DataStageでELTのランモードを有効にする:
  1. DataStage フローを開きます。
  2. ツールバーの設定アイコン「設定アイコンのイメージ」をクリックします。
  3. 「実行」 タブをクリックします。
  4. 「抽出、ロード、変換 (ELT)」をクリックします。 次に、「保存」をクリックします。

マテリアライズ・ポリシーの選択

マテリアライズ・ポリシーを選択して、照会処理を定義します。 以下のオプションが選択可能です。
ネストされた SQL の生成
出力モデル (ターゲット表) のみがマテリアライズされます。 各出力モデルは、入力ノードから出力へのすべての変換を含む単一の照会によって表されます。
表としてリンク
すべての統合フロー・リンクは表としてマテリアライズされます。 これらの表は一時的なものであり、ターゲット表が作成されると削除されます。
ビューとしてリンク
すべての統合フロー・リンクは、ビューとしてマテリアライズされます。 これらのビューは一時的なものであり、ターゲット表が作成されると削除されます。
拡張
カーディナリティー・チェンジャーは表としてマテリアライズされます。 カーディナリティー・チェンジャーは、ルックアップ、結合、およびアグリゲーターなどのステージに基づいて接続されたノードのサブセットです。 これらのノードは、より効率的に構築し、反復計算を回避することで、リソースを節約するために結合されます。

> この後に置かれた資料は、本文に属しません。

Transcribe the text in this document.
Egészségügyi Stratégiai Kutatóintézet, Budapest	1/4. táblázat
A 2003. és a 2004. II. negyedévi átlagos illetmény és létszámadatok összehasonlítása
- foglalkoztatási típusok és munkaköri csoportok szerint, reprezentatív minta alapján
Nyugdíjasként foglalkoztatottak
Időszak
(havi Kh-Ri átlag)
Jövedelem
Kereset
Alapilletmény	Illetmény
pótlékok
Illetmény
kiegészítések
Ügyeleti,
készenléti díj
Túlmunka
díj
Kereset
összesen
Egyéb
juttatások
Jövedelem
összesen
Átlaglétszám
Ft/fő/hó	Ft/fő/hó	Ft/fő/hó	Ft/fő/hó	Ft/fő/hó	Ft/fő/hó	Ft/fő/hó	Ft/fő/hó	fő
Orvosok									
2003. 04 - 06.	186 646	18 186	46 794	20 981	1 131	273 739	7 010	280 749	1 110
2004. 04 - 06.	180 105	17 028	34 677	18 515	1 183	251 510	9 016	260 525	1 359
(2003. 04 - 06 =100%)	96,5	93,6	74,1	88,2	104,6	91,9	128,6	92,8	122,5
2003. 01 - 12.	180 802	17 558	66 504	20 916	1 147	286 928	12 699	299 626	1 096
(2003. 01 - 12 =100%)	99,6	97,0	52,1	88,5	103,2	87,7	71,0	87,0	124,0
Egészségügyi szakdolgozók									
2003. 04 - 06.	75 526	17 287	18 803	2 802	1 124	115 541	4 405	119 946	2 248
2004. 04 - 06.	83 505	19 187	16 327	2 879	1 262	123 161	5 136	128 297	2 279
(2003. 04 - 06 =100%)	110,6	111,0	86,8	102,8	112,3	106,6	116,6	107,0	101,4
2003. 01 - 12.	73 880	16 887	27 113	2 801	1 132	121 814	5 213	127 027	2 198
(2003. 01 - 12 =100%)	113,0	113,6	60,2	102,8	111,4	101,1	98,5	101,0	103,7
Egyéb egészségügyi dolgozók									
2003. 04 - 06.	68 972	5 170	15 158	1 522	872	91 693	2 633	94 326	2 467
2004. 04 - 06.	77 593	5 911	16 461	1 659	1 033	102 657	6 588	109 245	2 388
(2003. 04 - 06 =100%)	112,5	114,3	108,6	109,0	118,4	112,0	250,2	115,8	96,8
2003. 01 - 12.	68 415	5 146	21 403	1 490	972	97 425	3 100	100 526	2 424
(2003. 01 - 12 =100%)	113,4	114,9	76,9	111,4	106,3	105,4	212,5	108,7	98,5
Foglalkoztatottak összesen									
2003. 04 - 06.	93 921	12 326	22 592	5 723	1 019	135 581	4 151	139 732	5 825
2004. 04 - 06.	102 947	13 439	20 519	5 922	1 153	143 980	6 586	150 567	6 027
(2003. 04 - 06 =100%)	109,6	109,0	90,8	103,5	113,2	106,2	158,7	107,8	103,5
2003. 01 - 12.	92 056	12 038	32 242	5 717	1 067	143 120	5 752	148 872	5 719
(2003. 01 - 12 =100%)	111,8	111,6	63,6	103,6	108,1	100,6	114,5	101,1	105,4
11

ELT 実行モードのデータベース・コネクター権限の設定

ELT モードが正常に実行されるようにするには、 DataStage ELT プロセスで使用するデータベース・コネクターに対して特定の許可を設定する必要があります。 すべてのデータベース・コネクターに対して以下の許可を設定する必要があります。
  • SELECT ステートメントからのビューの作成
  • ビューの除去
  • SELECT ステートメントからの表の作成
  • テーブルのドロップ
  • NULL 制約および主キーを追加するための表の変更

コネクターがカスタム SQL ステートメントを使用して構成されている場合、カスタム SQL ステートメントで使用される SQL 操作には追加の許可が必要です。

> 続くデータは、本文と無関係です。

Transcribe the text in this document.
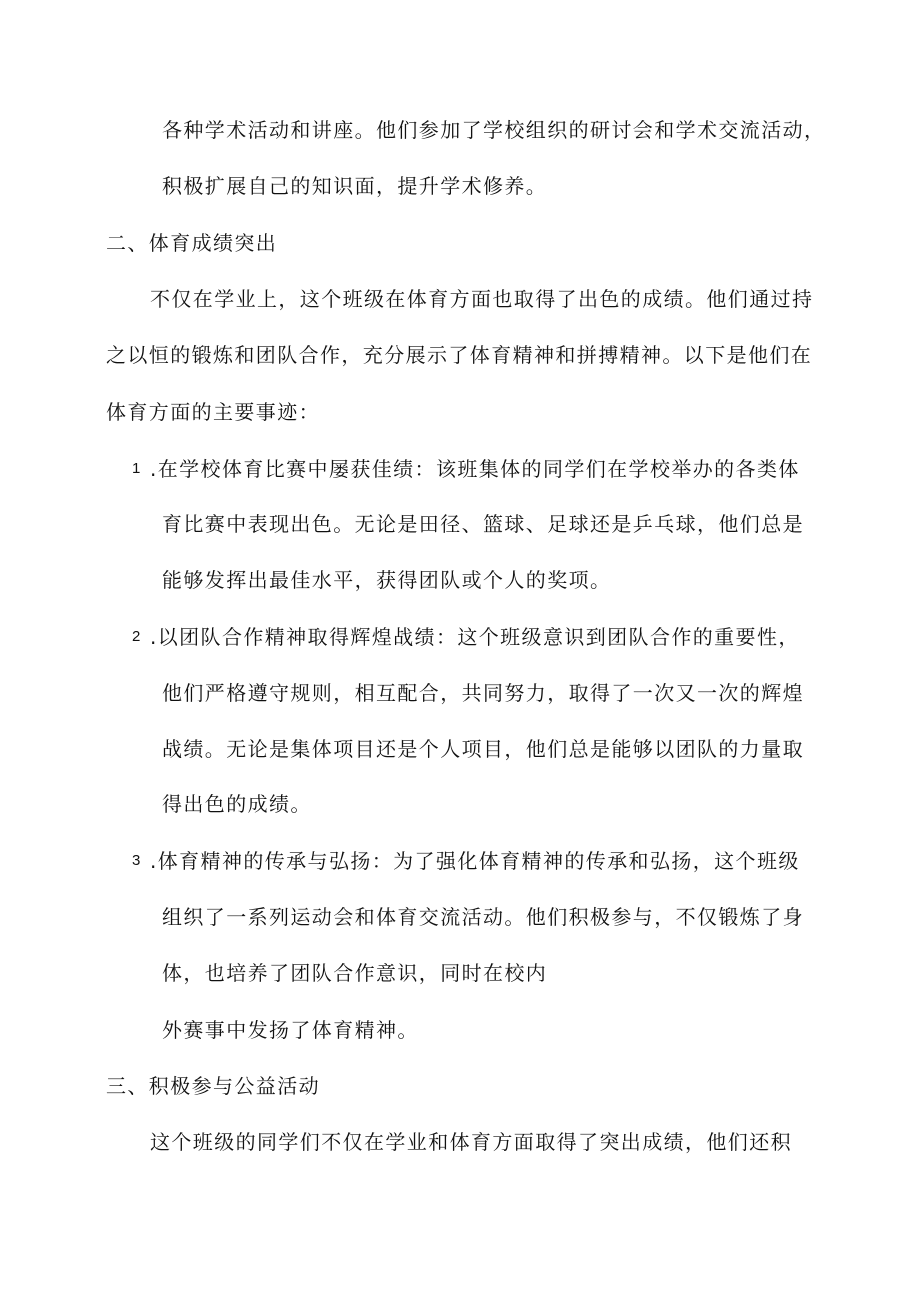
各种学术活动和讲座。他们参加了学校组织的研讨会和学术交流活动，
积极扩展自己的知识面，提升学术修养。
二、体育成绩突出
不仅在学业上，这个班级在体育方面也取得了出色的成绩。他们通过持
之以恒的锻炼和团队合作，充分展示了体育精神和拼搏精神。以下是他们在
体育方面的主要事迹：
1 .在学校体育比赛中屡获佳绩：该班集体的同学们在学校举办的各类体
育比赛中表现出色。无论是田径、篮球、足球还是乒乓球，他们总是
能够发挥出最佳水平，获得团队或个人的奖项。
2 .以团队合作精神取得辉煌战绩：这个班级意识到团队合作的重要性，
他们严格遵守规则，相互配合，共同努力，取得了一次又一次的辉煌
战绩。无论是集体项目还是个人项目，他们总是能够以团队的力量取
得出色的成绩。
3 .体育精神的传承与弘扬：为了强化体育精神的传承和弘扬，这个班级
组织了一系列运动会和体育交流活动。他们积极参与，不仅锻炼了身
体，也培养了团队合作意识，同时在校内
外赛事中发扬了体育精神。
三、积极参与公益活动
这个班级的同学们不仅在学业和体育方面取得了突出成绩，他们还积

許可は、 DataStage および Cloud Pak for Dataの有効範囲外のデータベース管理者によって、対応するデータベース内で設定される必要があります。

dsjob コマンドを使用したコンパイル

コマンド行を使用して、 DataStage フローをコンパイルできます。
cpdctl dsjob compile --project <project name> --enable-elt-mode

DataStage フローには、以下の 4 つのオブジェクトが含まれています。
  • PostgreSQL データ・ソース
  • Sort ステージ
  • Filter ステージ
  • PostgreSQL データ・ターゲット

ELT モードを有効にするには、実行設定を開いて選択します。

ジョブが正常にコンパイルされると、コンパイル・ログに「full pushdown」というメッセージが 1 つ表示されます。 このメッセージは、フロー全体が ELT モードでコンパイルされたことを示します。

ジョブを実行します。 ジョブの実行中に、 PostgreSQL ソース・データは、ソートとフィルタリングを適用する SQL ステートメントを使用して変換されます。 結果は、 PostgreSQL ターゲット・コネクターで定義された表として保持されます。

ジョブ実行が終了し、変換されたすべてのデータがターゲット・データベースに保持されます。